New Products/Services
Not disclosed in available documents.
Market Expansion
Not disclosed in available documents.
Market Share & Ranking
Not disclosed in available documents.
Strategic Alliances
Not disclosed in available documents.
External Factors
Industry Trends
The flexible packaging industry is growing due to FMCG and e-commerce demand, but Sabar Flex is currently unable to capitalize on these trends due to internal liquidity crises and governance issues.
Competitive Landscape
Not disclosed in available documents.
Competitive Moat
Not disclosed in available documents. Any existing moat is currently threatened by the company's inability to meet basic financial obligations to directors and lenders.
Macro Economic Sensitivity
Highly sensitive to credit availability and interest rates. The reported non-payment of bank dues makes the company extremely vulnerable to any tightening of the credit market.
Consumer Behavior
Not disclosed in available documents.
Geopolitical Risks
Not disclosed in available documents.
Regulatory & Governance
Industry Regulations
Not disclosed in available documents. The company must comply with plastic waste management and manufacturing standards for packaging, but specific impacts are not detailed.
Environmental Compliance
Not disclosed in available documents.
Taxation Policy Impact
Not disclosed in available documents.
Legal Contingencies
Potential legal actions and recovery suits from banks and business parties due to non-payment of dues, as explicitly stated in the resignation letter of Independent Director Bhavna Shah on November 5, 2025.
Risk Analysis
Key Uncertainties
The primary uncertainty is the company's ability to continue as a going concern. The resignation of an Independent Director citing non-payment of bank dues and director remuneration is a critical indicator of potential insolvency.

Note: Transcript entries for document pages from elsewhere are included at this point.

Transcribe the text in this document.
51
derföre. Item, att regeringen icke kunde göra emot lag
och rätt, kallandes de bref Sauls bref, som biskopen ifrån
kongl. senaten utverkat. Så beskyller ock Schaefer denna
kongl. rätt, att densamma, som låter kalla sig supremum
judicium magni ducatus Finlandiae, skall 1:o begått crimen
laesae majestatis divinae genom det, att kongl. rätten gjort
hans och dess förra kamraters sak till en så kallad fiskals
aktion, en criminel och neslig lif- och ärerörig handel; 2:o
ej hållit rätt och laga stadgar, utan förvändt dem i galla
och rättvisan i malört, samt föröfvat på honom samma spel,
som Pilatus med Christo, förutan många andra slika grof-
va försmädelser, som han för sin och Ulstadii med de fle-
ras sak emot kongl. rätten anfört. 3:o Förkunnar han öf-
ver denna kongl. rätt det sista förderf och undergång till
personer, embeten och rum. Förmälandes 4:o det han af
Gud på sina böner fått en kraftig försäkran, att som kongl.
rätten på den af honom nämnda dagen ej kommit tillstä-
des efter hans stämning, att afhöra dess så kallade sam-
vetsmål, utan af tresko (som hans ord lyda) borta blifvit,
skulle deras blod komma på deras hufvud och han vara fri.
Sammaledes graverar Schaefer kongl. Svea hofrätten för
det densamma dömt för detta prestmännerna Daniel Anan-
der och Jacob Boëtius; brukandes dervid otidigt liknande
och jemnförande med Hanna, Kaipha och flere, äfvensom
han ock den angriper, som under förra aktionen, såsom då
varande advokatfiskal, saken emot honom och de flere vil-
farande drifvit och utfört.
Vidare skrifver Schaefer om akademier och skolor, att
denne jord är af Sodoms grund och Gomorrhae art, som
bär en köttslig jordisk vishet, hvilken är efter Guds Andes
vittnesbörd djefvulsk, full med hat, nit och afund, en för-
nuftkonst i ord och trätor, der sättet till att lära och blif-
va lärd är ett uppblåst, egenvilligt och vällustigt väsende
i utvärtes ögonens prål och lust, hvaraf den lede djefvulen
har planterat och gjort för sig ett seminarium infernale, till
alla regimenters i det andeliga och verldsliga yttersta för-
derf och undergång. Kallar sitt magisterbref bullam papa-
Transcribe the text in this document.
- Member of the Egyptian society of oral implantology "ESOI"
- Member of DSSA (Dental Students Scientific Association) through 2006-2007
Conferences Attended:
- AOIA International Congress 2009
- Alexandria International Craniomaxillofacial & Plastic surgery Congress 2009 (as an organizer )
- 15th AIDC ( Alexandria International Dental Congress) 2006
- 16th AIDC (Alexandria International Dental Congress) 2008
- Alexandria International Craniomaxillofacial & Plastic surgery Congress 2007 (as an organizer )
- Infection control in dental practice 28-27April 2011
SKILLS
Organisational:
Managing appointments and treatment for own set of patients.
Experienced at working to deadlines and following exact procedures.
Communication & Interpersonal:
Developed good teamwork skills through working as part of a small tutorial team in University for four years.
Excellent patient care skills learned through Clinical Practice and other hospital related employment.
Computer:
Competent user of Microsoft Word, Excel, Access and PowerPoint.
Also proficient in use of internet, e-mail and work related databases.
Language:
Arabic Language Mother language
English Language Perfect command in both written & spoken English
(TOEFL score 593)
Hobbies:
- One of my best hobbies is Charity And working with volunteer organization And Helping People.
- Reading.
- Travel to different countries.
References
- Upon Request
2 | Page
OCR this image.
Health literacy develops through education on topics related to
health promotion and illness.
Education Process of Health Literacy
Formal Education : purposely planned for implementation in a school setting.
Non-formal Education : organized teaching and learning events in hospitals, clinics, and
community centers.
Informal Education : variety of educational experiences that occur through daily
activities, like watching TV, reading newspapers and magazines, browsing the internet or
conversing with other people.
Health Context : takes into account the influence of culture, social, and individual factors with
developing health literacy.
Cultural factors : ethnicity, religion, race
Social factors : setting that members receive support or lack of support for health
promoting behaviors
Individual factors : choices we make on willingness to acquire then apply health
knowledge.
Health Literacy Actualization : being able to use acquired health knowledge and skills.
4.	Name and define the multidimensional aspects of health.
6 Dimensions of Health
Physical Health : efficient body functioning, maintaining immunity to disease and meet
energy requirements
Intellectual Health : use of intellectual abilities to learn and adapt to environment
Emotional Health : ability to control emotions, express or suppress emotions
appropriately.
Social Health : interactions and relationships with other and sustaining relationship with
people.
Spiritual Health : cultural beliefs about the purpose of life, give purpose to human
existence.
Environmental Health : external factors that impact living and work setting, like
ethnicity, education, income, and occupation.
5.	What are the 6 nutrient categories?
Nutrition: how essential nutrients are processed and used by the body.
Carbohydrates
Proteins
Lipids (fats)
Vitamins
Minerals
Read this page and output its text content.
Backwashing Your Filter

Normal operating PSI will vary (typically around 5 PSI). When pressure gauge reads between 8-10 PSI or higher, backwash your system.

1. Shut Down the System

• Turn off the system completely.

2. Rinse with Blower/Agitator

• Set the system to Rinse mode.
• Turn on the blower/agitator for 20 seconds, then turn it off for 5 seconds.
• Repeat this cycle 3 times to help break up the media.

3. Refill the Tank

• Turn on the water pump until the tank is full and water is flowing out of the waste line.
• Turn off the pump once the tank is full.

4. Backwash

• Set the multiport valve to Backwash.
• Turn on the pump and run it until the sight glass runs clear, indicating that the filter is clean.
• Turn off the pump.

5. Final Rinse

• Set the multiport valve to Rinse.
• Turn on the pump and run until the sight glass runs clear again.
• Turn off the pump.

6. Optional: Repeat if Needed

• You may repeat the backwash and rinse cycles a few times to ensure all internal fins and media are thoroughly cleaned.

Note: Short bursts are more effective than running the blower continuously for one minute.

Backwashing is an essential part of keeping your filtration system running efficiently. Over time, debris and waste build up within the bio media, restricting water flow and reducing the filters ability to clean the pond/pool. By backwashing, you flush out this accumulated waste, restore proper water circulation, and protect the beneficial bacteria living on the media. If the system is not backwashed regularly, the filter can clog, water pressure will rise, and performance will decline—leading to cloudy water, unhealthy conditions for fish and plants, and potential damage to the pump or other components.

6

Geographic Concentration Risk
100% of operations are concentrated in Gujarat, specifically Ahmedabad and Himmatnagar, making the company sensitive to regional economic shifts.
Third Party Dependencies
Critical dependency on banks for working capital and business partners for raw materials. Both relationships are currently at high risk due to reported non-payment of dues.
Technology Obsolescence Risk
Not disclosed in available documents.
Credit & Counterparty Risk
High risk. The company is failing to meet its own obligations to creditors and directors as of late 2025.